Making Changes, Easier Said Than Done

If I didn’t have a degree in nutrition, I would be so confused about what to feed my kids.  In the past month, I have read articles on the evils of sugar, the overconsumption of sodium, certain death from read meat, and poisoning kids with school lunch. What’s a parent to believe? What’s left to feed the kids?

Before you resort to drastic measures in changing your eating habits, take a moment to filter out all the sensationalized news.  If you are going to buy into a change in family meals, at least do your research to find out what the evidence is, how strong it might be, and how much it affects you. I’ll write more about that on my Food 4 Thought column this Thursday. Once you have made an educated decision about the validity of the information, next you need to weigh the costs against the benefits. Let’s say you decide that your family really does eat too much sodium. First you will need to make a list of the benefits of eating less sodium and, then, determine the costs. What will it take to cut back to a reasonable amount? You have the time you will invest in determining which foods are the culprits and which foods are good alternatives. Are those choices more expensive? Does it change the preparation time? Will your children eat these low sodium alternatives? Will you need new recipes or new seasonings? Is making this change worth all the time, effort, and aggravation?  The answer to this last question will either empower you to change or allow you to justify your current eating habits.

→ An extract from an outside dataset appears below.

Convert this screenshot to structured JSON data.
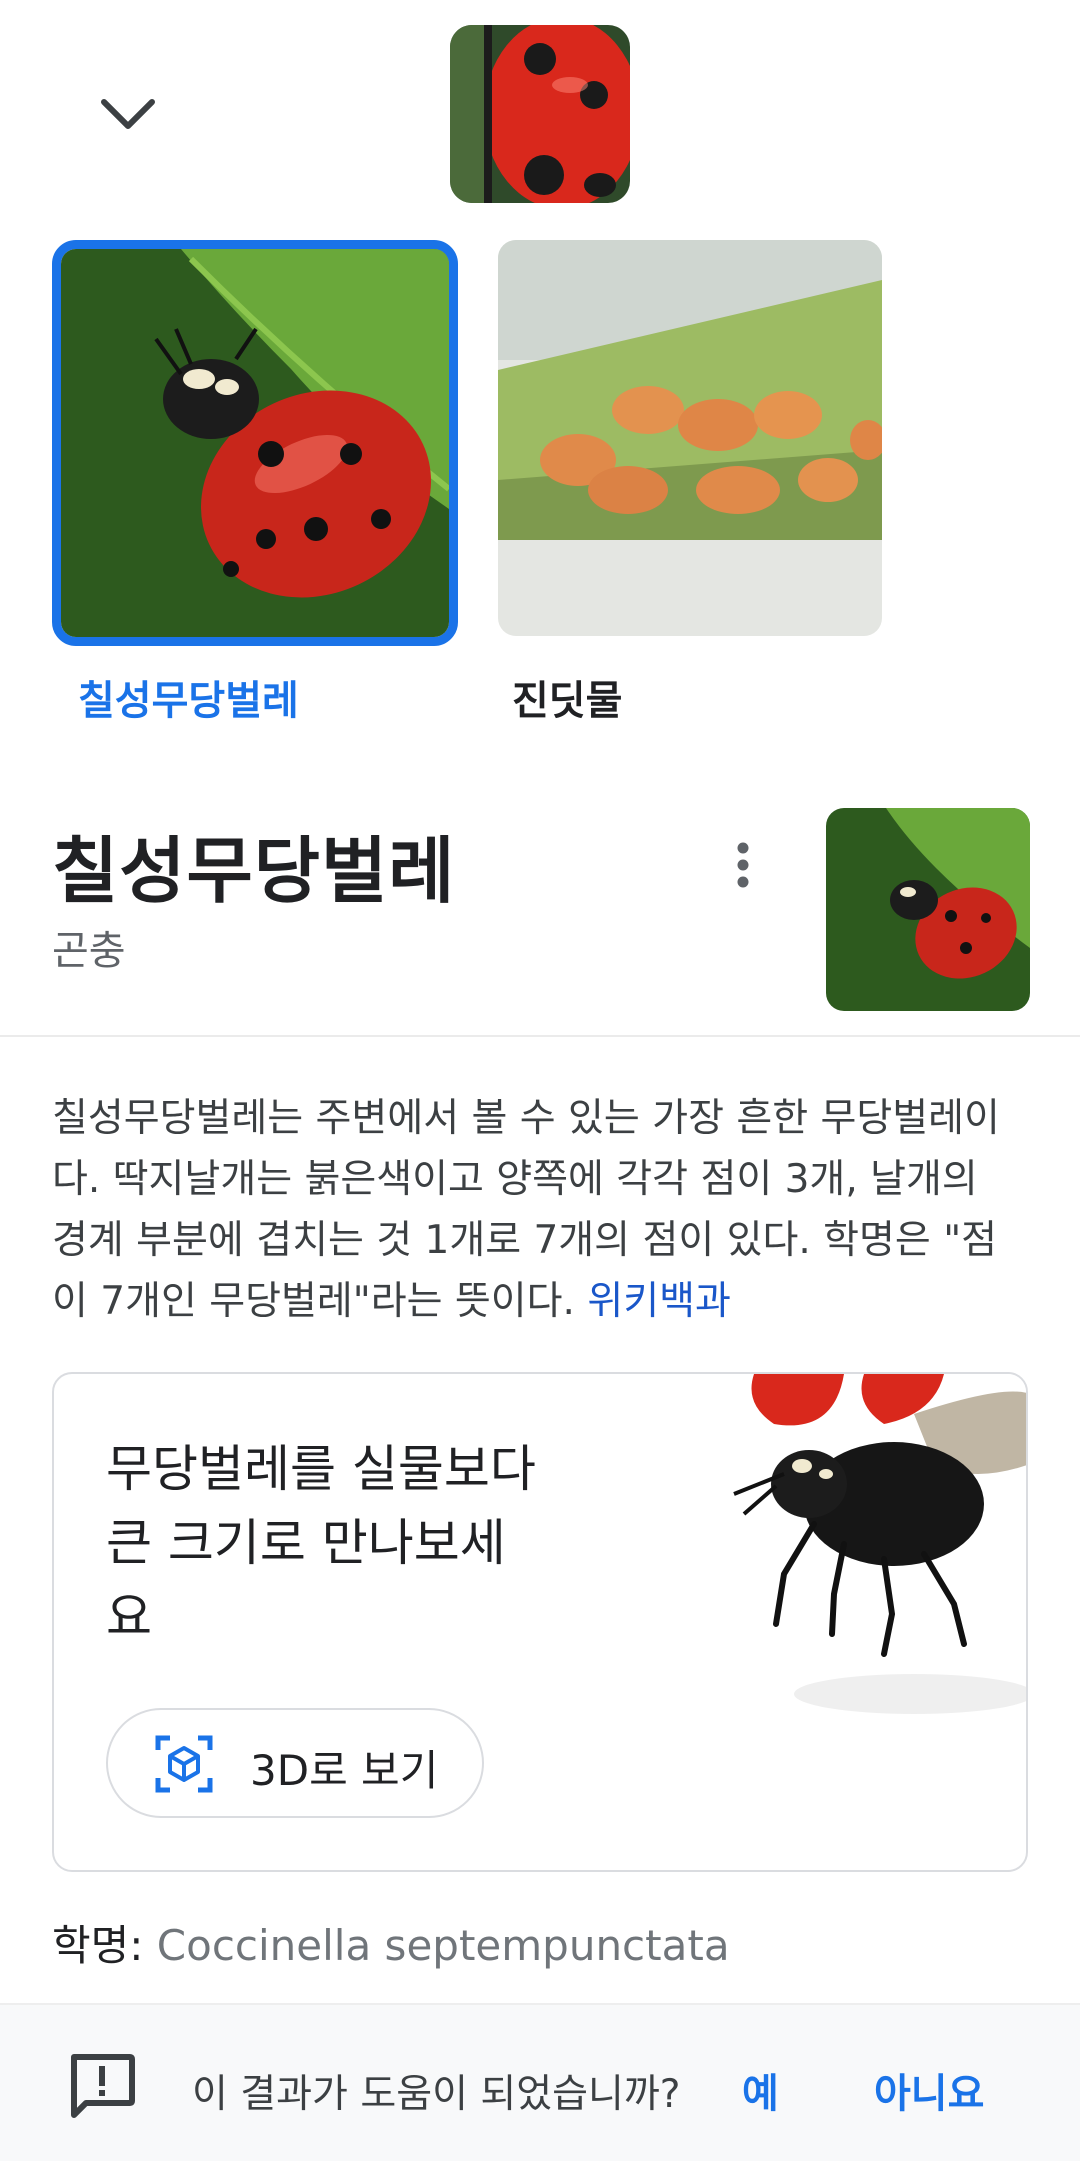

If you decide your family would be better off with some changes in food choices, realize that permanent change takes time. If your family eats red meat several times a week and you call a moratorium on it, from now until the end of time, I guarantee you will be booed out of the kitchen. I remember a time when I was obsessed with cutting the fat out of our meals. I bought fat-free ingredients, stopped cooking with fat, and substituted applesauce for margarine in cakes and cookies. Some of it was quite tasty and my family accepted it without question, but most of it was so different from the dishes they were accustomed to that the garbage disposal was fuller than the people. No longer so fat-phobic, I have returned to many of the old standard recipes I grew up on. But I would have been better off to make a few little adjustments in my cooking, at a time, so that my family could adapt.

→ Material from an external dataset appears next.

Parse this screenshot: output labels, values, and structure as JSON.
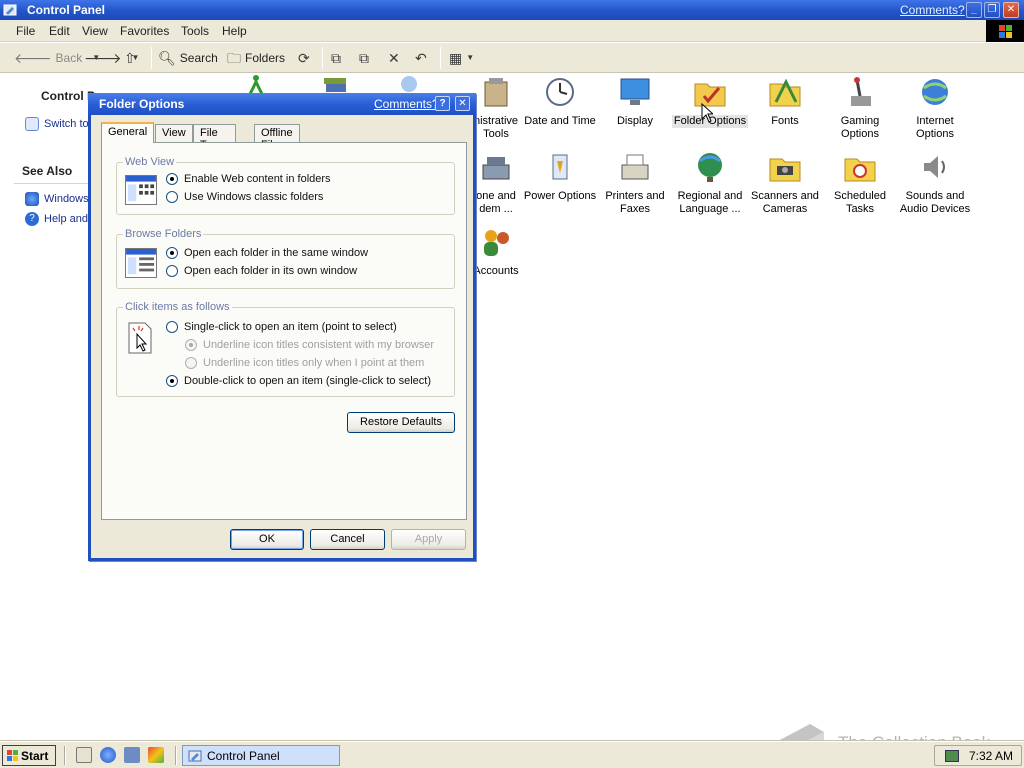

Even better, a family discussion about how to make changes would be more appropriate. The youngest members of your household may have opinions that you are unaware of. Kids are also more responsive to change if there are rational reasons for making them. I doubt that they will care about how healthy they will be at 80-years-old, but kids are very eager to support other family members through struggles. I remember a woman telling the story about being diagnosed with diabetes at seven years old. At dinner, her mother announced that they had all been offered a wonderful gift. Because of the young daughter’s dietary needs, they would all be eating healthier from now on. What a lovely way to bring a family together in support of a loved one. I’m sure the changes were still not easy, but they were probably better tolerated.

Considering how change affects every member of your family can be trying, but it’s worth the effort. Have you made changes in your food choices? How did you help your family make the transition?